Quatre quartiers qui ont mal vieilli, La Belle de mai, Saint-Charles, la Joliette et Arenc, ainsi que la Rue de la République, sur une superficie de 3,1 km2, vont être remodelés avec un budget de 3,5 milliards d’euros d’investissements publics et privés sur une durée de 15 ans. Tout sera remodelé en vue de la création d’un véritable quartier de vie au rayonnement international : aménagements urbains, logements, commerces et création de centaines de milliers de mètres carrés de bureaux. Marseille veut se positionner aujourd’hui au niveau des grandes métropoles européennes.
© Marie-José Ferrero, Phot.event

Guiyang (Guizhou, Chine)

1 Dans les paysages en train de naître dans le monde, ceux de la Chine et du Golfe persique sont sans doute parmi les plus spectaculaires : immenses chantiers dominés par des grues qui travaillent parfois 7 jours sur 7 et 24 heures sur 24. Cette mutation est d’autant plus surprenante que le pouvoir chinois a longtemps privilégié le rôle politique et symbolique de la ville sur sa raison économique. On attribue ce faible développement des villes dans l’histoire de la Chine au manque de chartes, de franchises et d’outils de droit privé, à ces carcans qu’ont été les plans en damier, les fossés, les forteresses. Plusieurs politiques urbaines ont été adoptées depuis la fin de l’Empire en 1911 avec des visions idéologiques qui ont évolué. Aujourd’hui, les villes chinoises sont devenues de vastes territoires en construction. Ainsi, Giuyang, capitale de la province du Guizhou, « petite » ville au bord de la rivière Nanming, à 1270 m d’altitude.

2 La population a dépassé les 3 millions d’habitants en l’an 2000. Appelée Shunyuan (順元), l’actuelle Guiyang a été fondée au XIIIe siècle sous la dynastie mongole des Yuan pour pacifier la région. Son rôle politique de capitale a été renforcé sous les Ming qui leur succédèrent et les Qing jusqu’en 1911. Industrialisée, reliée au réseau ferroviaire en 1959, elle connaît une croissance démographique exponentielle depuis la fin du XXe siècle.

3 Le cœur de la ville qui était le centre d’un damier a été un peu englouti par les travaux routiers nécessaires pour fluidifier le trafic automobile.
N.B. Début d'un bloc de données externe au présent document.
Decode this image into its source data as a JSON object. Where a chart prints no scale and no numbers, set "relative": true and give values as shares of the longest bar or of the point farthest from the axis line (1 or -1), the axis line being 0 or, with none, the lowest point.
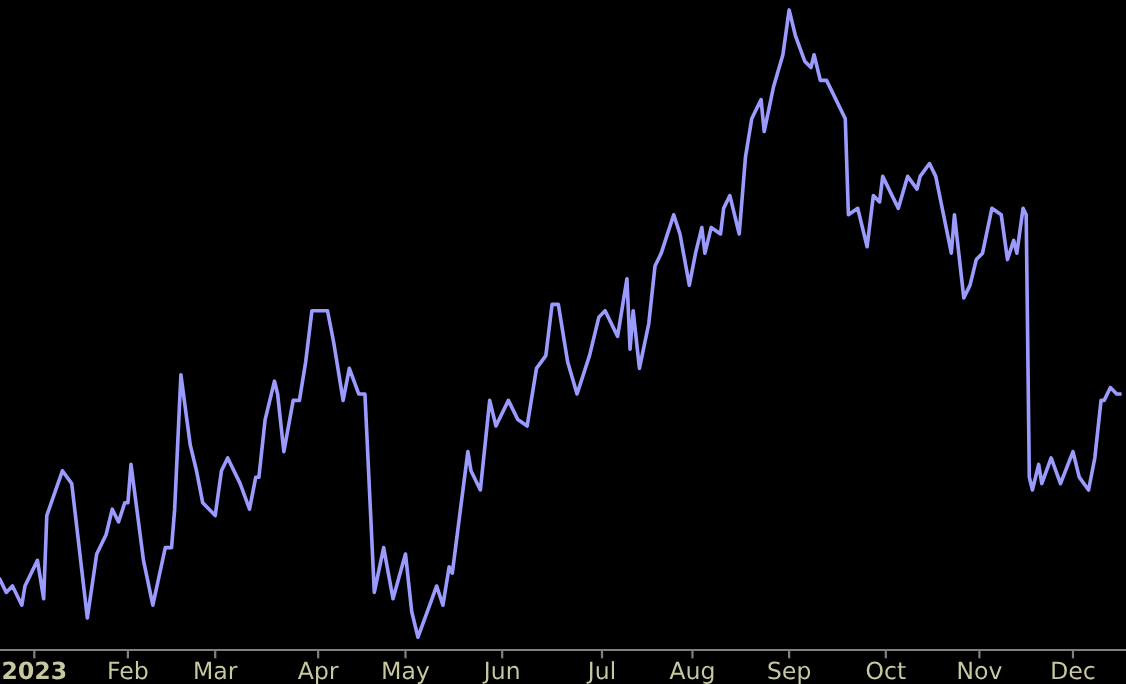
{
  "chart_data": {
    "type": "line",
    "relative": true,
    "tick_labels": "x",
    "marker": "none",
    "line_style": "solid",
    "xlim": [
      "2022-12-22",
      "2023-12-18"
    ],
    "xticks": [
      {
        "value": "2023-01-02",
        "label": "2023"
      },
      {
        "value": "2023-02-01",
        "label": "Feb"
      },
      {
        "value": "2023-03-01",
        "label": "Mar"
      },
      {
        "value": "2023-04-03",
        "label": "Apr"
      },
      {
        "value": "2023-05-01",
        "label": "May"
      },
      {
        "value": "2023-06-01",
        "label": "Jun"
      },
      {
        "value": "2023-07-03",
        "label": "Jul"
      },
      {
        "value": "2023-08-01",
        "label": "Aug"
      },
      {
        "value": "2023-09-01",
        "label": "Sep"
      },
      {
        "value": "2023-10-02",
        "label": "Oct"
      },
      {
        "value": "2023-11-01",
        "label": "Nov"
      },
      {
        "value": "2023-12-01",
        "label": "Dec"
      }
    ],
    "series": [
      {
        "color": "#9a9aff",
        "x": [
          "2022-12-22",
          "2022-12-24",
          "2022-12-26",
          "2022-12-29",
          "2022-12-30",
          "2023-01-03",
          "2023-01-05",
          "2023-01-06",
          "2023-01-11",
          "2023-01-14",
          "2023-01-19",
          "2023-01-22",
          "2023-01-25",
          "2023-01-27",
          "2023-01-29",
          "2023-01-31",
          "2023-02-01",
          "2023-02-02",
          "2023-02-06",
          "2023-02-09",
          "2023-02-13",
          "2023-02-15",
          "2023-02-16",
          "2023-02-18",
          "2023-02-21",
          "2023-02-23",
          "2023-02-25",
          "2023-03-01",
          "2023-03-03",
          "2023-03-05",
          "2023-03-09",
          "2023-03-12",
          "2023-03-14",
          "2023-03-15",
          "2023-03-17",
          "2023-03-20",
          "2023-03-21",
          "2023-03-23",
          "2023-03-26",
          "2023-03-28",
          "2023-03-30",
          "2023-04-01",
          "2023-04-06",
          "2023-04-08",
          "2023-04-11",
          "2023-04-13",
          "2023-04-16",
          "2023-04-18",
          "2023-04-21",
          "2023-04-24",
          "2023-04-27",
          "2023-05-01",
          "2023-05-03",
          "2023-05-05",
          "2023-05-08",
          "2023-05-11",
          "2023-05-13",
          "2023-05-15",
          "2023-05-16",
          "2023-05-21",
          "2023-05-22",
          "2023-05-25",
          "2023-05-28",
          "2023-05-30",
          "2023-06-03",
          "2023-06-06",
          "2023-06-09",
          "2023-06-12",
          "2023-06-15",
          "2023-06-17",
          "2023-06-19",
          "2023-06-22",
          "2023-06-25",
          "2023-06-29",
          "2023-07-02",
          "2023-07-04",
          "2023-07-08",
          "2023-07-11",
          "2023-07-12",
          "2023-07-13",
          "2023-07-15",
          "2023-07-18",
          "2023-07-20",
          "2023-07-22",
          "2023-07-26",
          "2023-07-28",
          "2023-07-31",
          "2023-08-02",
          "2023-08-04",
          "2023-08-05",
          "2023-08-07",
          "2023-08-10",
          "2023-08-11",
          "2023-08-13",
          "2023-08-16",
          "2023-08-18",
          "2023-08-20",
          "2023-08-23",
          "2023-08-24",
          "2023-08-27",
          "2023-08-30",
          "2023-09-01",
          "2023-09-03",
          "2023-09-06",
          "2023-09-08",
          "2023-09-09",
          "2023-09-11",
          "2023-09-13",
          "2023-09-15",
          "2023-09-19",
          "2023-09-20",
          "2023-09-23",
          "2023-09-26",
          "2023-09-28",
          "2023-09-30",
          "2023-10-01",
          "2023-10-06",
          "2023-10-09",
          "2023-10-12",
          "2023-10-13",
          "2023-10-16",
          "2023-10-18",
          "2023-10-23",
          "2023-10-24",
          "2023-10-27",
          "2023-10-29",
          "2023-10-31",
          "2023-11-02",
          "2023-11-05",
          "2023-11-08",
          "2023-11-10",
          "2023-11-12",
          "2023-11-13",
          "2023-11-15",
          "2023-11-16",
          "2023-11-17",
          "2023-11-18",
          "2023-11-20",
          "2023-11-21",
          "2023-11-24",
          "2023-11-27",
          "2023-12-01",
          "2023-12-03",
          "2023-12-06",
          "2023-12-08",
          "2023-12-10",
          "2023-12-11",
          "2023-12-13",
          "2023-12-15",
          "2023-12-16"
        ],
        "values": [
          0.11,
          0.09,
          0.1,
          0.07,
          0.1,
          0.14,
          0.08,
          0.21,
          0.28,
          0.26,
          0.05,
          0.15,
          0.18,
          0.22,
          0.2,
          0.23,
          0.23,
          0.29,
          0.14,
          0.07,
          0.16,
          0.16,
          0.22,
          0.43,
          0.32,
          0.28,
          0.23,
          0.21,
          0.28,
          0.3,
          0.26,
          0.22,
          0.27,
          0.27,
          0.36,
          0.42,
          0.4,
          0.31,
          0.39,
          0.39,
          0.45,
          0.53,
          0.53,
          0.48,
          0.39,
          0.44,
          0.4,
          0.4,
          0.09,
          0.16,
          0.08,
          0.15,
          0.06,
          0.02,
          0.06,
          0.1,
          0.07,
          0.13,
          0.12,
          0.31,
          0.28,
          0.25,
          0.39,
          0.35,
          0.39,
          0.36,
          0.35,
          0.44,
          0.46,
          0.54,
          0.54,
          0.45,
          0.4,
          0.46,
          0.52,
          0.53,
          0.49,
          0.58,
          0.47,
          0.53,
          0.44,
          0.51,
          0.6,
          0.62,
          0.68,
          0.65,
          0.57,
          0.62,
          0.66,
          0.62,
          0.66,
          0.65,
          0.69,
          0.71,
          0.65,
          0.77,
          0.83,
          0.86,
          0.81,
          0.88,
          0.93,
          1.0,
          0.96,
          0.92,
          0.91,
          0.93,
          0.89,
          0.89,
          0.87,
          0.83,
          0.68,
          0.69,
          0.63,
          0.71,
          0.7,
          0.74,
          0.69,
          0.74,
          0.72,
          0.74,
          0.76,
          0.74,
          0.62,
          0.68,
          0.55,
          0.57,
          0.61,
          0.62,
          0.69,
          0.68,
          0.61,
          0.64,
          0.62,
          0.69,
          0.68,
          0.27,
          0.25,
          0.29,
          0.26,
          0.3,
          0.26,
          0.31,
          0.27,
          0.25,
          0.3,
          0.39,
          0.39,
          0.41,
          0.4,
          0.4
        ]
      }
    ]
  }
}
Dans le méandre de la rivière, les autorités ont gardé un témoignage d’architecture bouddhiste (ci-contre), destiné à « ethniciser » la skykine de style international et quelque peu arrogante.

Description de l'image par IA : Un temple traditionnel éclairé au coucher du soleil, entouré de gratte-ciels modernes, reflété dans l'eau calme.
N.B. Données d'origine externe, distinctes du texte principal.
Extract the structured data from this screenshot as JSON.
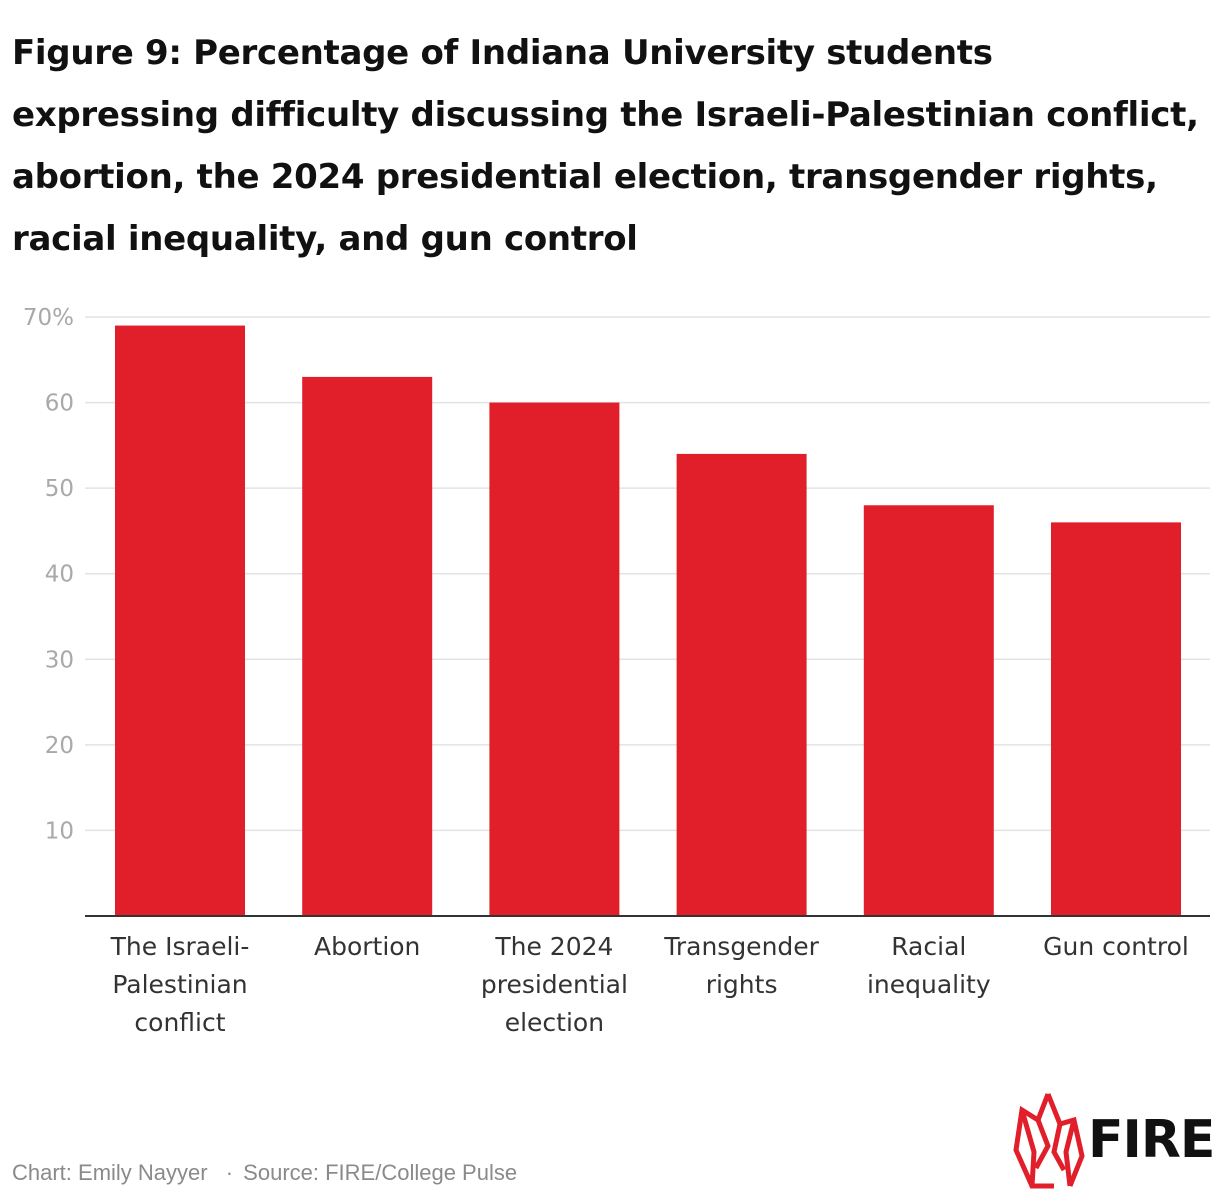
{
  "chart_data": {
    "type": "bar",
    "title": "Figure 9: Percentage of Indiana University students expressing difficulty discussing the Israeli-Palestinian conflict, abortion, the 2024 presidential election, transgender rights, racial inequality, and gun control",
    "categories": [
      [
        "The Israeli-",
        "Palestinian",
        "conflict"
      ],
      [
        "Abortion"
      ],
      [
        "The 2024",
        "presidential",
        "election"
      ],
      [
        "Transgender",
        "rights"
      ],
      [
        "Racial",
        "inequality"
      ],
      [
        "Gun control"
      ]
    ],
    "values": [
      69,
      63,
      60,
      54,
      48,
      46
    ],
    "yticks": [
      10,
      20,
      30,
      40,
      50,
      60,
      70
    ],
    "ytick_labels": [
      "10",
      "20",
      "30",
      "40",
      "50",
      "60",
      "70%"
    ],
    "ylim": [
      0,
      70
    ],
    "grid": true,
    "bar_color": "#e11f2a"
  },
  "footer": {
    "chart_credit": "Chart: Emily Nayyer",
    "separator": "·",
    "source": "Source: FIRE/College Pulse"
  },
  "logo": {
    "text": "FIRE",
    "icon": "flame-icon",
    "color": "#e11f2a"
  }
}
4 La dernière décennie a été fulgurante en matière urbaine : la ville des années 1960-70 équipée de « blocs » d’une dizaine d’étages est en profond remaniement. Guiyang s’est équipée de plusieurs dizaines de tours, dont certaines ont plus de cinquante étages. Comme toutes les villes qui ont des sites de collines intra-urbaines (Rome, Paris, Mascate, etc.), Guiyang doit construire au-delà de ce qui a été une limite urbaine, les collines à l’arrière-plan dont les formes ne sont pas sans rappeler les montagnes dans les toiles de… Léonard de Vinci. Des satellites (Liuguang, Kaiyang, Xifeng, etc.) sont en cours d’édification sur d’immenses chantiers qui se dotent tous d’un centre d’activité : ici une université, là un technopole, ou une manufacture, un parc, un centre de loisirs… Une ville qui adopte des airs de skyline hongkongaise et se coule par petites touches dans le moule d’un urbanisme de style cosmopolite et mondialisé.

5 G. F.

Description de l'image par IA : Ville moderne avec des gratte-ciels, une rivière sinueuse et des montagnes en arrière-plan.